Inside the cell, a small woman sat with a hand resting protectively on her protruding stomach. Her dark hair was limp and lifeless, framing her face like a shadow.
Without moving her head, she shifted her eyes up toward Priya. “You, I expected,” she said, her voice rough from lack of use. “But I will admit to being surprised about the girl.”
Daniela Nicolae, the woman who’d infiltrated Walker Nolan’s life in the most intimate ways imaginable, didn’t move to get up from the bench on which she sat. She didn’t flinch when Priya took a step toward her.
“Your people have seized control of the Hardwicke School.”
Daniela’s head snapped back, as if Priya’s words had hit her with physical force.
“They’ve given us an ultimatum,” Priya continued. “Either we hand you over to them, or they start shooting students.”
They’ve already started, I thought, unable to stop myself from remembering Matt’s face in those last seconds.
Daniela’s left hand joined her right on her stomach. There was meaning woven into that gesture: she had a child to think about, too.

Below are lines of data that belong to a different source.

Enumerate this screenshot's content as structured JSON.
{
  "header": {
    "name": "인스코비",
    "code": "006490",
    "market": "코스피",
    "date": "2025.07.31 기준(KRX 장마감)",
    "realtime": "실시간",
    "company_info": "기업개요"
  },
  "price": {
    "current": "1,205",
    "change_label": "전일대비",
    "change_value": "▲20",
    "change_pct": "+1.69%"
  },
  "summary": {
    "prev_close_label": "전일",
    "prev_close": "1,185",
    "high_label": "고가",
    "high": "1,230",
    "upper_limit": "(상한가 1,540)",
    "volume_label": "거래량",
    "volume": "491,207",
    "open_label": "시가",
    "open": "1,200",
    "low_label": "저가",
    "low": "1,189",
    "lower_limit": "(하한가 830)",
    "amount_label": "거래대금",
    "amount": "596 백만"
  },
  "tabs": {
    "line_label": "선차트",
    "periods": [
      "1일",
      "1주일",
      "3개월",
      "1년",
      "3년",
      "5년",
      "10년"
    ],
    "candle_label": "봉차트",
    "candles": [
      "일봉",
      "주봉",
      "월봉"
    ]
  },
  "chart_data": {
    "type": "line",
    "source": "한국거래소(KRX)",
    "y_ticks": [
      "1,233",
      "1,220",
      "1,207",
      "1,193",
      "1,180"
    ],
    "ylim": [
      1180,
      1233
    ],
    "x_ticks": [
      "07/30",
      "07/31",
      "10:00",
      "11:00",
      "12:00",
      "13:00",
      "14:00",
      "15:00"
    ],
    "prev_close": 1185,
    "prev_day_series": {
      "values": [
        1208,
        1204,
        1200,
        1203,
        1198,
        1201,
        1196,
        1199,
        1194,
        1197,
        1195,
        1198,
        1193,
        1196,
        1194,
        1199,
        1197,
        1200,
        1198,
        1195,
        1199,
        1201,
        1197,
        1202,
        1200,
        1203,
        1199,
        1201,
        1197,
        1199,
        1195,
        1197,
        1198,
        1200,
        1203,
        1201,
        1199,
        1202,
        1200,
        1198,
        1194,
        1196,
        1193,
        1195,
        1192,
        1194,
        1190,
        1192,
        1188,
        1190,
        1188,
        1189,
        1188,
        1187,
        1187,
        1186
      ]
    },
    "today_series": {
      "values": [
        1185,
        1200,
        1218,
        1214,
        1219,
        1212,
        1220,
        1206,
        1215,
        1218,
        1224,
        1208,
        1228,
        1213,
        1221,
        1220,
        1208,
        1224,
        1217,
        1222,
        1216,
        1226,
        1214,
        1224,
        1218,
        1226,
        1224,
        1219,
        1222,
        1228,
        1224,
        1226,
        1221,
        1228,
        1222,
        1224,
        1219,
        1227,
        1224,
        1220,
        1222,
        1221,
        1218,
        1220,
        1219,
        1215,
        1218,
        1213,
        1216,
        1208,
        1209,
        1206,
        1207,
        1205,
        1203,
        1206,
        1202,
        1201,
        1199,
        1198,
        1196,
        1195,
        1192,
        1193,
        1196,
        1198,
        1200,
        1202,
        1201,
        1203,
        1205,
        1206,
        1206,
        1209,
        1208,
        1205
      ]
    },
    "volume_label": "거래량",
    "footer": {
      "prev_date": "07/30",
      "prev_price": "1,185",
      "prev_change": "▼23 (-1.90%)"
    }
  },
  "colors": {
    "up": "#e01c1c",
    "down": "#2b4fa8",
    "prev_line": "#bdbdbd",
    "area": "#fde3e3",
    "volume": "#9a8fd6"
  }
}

Whether that helps us or hurts us . . .
I needed to find out. “Could you give us a minute?” I asked Priya.
Vivvie’s aunt and the terrorist both turned the full force of their powerful stares on me.
“I was told I had to talk to Daniela alone,” I said.
With each second of silence that followed, I became more aware of the fact that I wasn’t supposed to be here. No matter what strings Priya had pulled, all it took was the wrong person discovering our presence, and I might find myself in a facility exactly like this one.
Twenty-seven minutes. We didn’t have time for complications, and we didn’t have the luxury of getting caught.
“You can’t get me out of here, can you?” Daniela pulled her gaze from my face and resumed studying Priya. “If you could, we’d already be on the move.”
Vivvie’s aunt returned the stare. “You aren’t leaving here without an executive order.” Priya’s tone gave no hint to the pressure we were under, but my mind went to what would happen if that executive order didn’t come through.